Cedo me apercebo de que ao pé Norman, me assemelho a um pequeno e frágil monotor ao pé de um jacto prestes a descolar a qualquer momento. Desejamos aos dois boa sorte. Quando dou por ele, já vai uns 500 metros à frente, a abrir caminho com o bastão, indiferente às viaturas que passam velozes entre Felgueiras e Guimarães.
É definitivamente um alívio quando largo a EN 101 em Fareja e começo a trepar por Calvos em direcção ao Santuário da Penha. Paro em Lapinha, arfando e tentando convencer-me de que já estou na Penha. “A Penha?”, responde com um odor a aguardente no hálito e um sorriso mordaz nos lábios, um local desocupado no café mais próximo, “ainda tens de andar muito até lá cima”.
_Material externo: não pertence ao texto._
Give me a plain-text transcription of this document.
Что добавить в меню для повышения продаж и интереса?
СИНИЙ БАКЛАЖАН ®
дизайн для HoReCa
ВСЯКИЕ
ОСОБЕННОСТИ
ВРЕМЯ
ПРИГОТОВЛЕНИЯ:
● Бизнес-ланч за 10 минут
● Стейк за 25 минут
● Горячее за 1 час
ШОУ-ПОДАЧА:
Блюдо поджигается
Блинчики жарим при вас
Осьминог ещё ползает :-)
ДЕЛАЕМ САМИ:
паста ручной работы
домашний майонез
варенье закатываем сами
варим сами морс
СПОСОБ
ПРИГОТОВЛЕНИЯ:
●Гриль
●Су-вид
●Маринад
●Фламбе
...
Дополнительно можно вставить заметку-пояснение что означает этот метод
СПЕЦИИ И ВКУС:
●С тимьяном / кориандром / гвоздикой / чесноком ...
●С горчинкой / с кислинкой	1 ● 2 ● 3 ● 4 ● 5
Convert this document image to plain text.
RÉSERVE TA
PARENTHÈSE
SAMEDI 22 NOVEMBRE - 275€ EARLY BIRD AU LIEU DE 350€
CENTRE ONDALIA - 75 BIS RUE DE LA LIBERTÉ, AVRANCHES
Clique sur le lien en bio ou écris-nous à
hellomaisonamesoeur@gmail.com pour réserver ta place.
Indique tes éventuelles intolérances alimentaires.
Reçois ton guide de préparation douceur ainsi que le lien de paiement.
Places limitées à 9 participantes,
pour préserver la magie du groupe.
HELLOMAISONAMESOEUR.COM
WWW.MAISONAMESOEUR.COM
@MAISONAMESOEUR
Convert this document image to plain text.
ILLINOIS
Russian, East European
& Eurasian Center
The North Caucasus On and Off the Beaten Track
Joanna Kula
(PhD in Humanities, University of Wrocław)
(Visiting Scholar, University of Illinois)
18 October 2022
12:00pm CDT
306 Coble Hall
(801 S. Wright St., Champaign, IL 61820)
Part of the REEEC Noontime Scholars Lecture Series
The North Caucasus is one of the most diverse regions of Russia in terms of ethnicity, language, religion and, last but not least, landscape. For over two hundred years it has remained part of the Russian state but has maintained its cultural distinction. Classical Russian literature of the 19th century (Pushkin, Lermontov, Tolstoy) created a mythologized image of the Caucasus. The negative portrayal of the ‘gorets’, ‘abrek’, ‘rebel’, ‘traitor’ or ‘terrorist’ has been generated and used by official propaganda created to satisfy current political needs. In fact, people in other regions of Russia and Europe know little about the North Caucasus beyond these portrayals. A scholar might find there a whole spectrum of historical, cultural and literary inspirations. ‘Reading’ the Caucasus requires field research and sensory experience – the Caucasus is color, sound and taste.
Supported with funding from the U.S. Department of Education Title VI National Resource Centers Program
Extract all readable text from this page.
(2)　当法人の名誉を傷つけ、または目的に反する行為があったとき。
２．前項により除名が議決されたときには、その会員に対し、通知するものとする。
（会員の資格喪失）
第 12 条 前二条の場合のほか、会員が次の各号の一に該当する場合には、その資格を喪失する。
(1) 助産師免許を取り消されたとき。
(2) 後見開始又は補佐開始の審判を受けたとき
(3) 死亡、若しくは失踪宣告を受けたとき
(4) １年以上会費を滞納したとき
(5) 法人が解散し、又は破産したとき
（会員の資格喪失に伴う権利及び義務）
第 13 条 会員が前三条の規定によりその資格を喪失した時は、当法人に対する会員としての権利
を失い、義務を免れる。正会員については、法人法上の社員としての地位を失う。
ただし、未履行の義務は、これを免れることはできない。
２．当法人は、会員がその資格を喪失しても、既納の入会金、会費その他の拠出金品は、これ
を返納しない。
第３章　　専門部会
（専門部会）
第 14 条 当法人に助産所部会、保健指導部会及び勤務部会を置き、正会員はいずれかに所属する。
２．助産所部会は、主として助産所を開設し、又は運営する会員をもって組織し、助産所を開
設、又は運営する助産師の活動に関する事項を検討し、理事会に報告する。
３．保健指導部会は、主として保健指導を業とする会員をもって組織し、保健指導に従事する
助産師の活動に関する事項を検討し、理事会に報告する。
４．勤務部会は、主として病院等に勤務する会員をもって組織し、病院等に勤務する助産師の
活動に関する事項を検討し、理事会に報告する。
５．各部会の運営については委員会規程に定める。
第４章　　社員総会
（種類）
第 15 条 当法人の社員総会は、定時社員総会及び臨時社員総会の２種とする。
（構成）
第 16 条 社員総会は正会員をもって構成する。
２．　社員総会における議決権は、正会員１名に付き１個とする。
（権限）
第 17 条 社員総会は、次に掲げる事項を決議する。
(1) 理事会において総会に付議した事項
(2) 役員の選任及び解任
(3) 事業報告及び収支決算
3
Finalmente, a Penha, o miradouro, a estrada encaracolada, Guimarães lá embaixo, o estádio muito branco curiosamente sobressaindo sobre o bairro histórico, o castelo, o Paço Ducal. Já penso em descer os sete quilómetros até à cidade quando me apercebo que um moderno teleférico se me oferece, as carruagens quase todas vazias, mesmo a meus pés. Digo adeus por momentos ao Portugal a pé e ofereço a mim próprio Portugal de teleférico.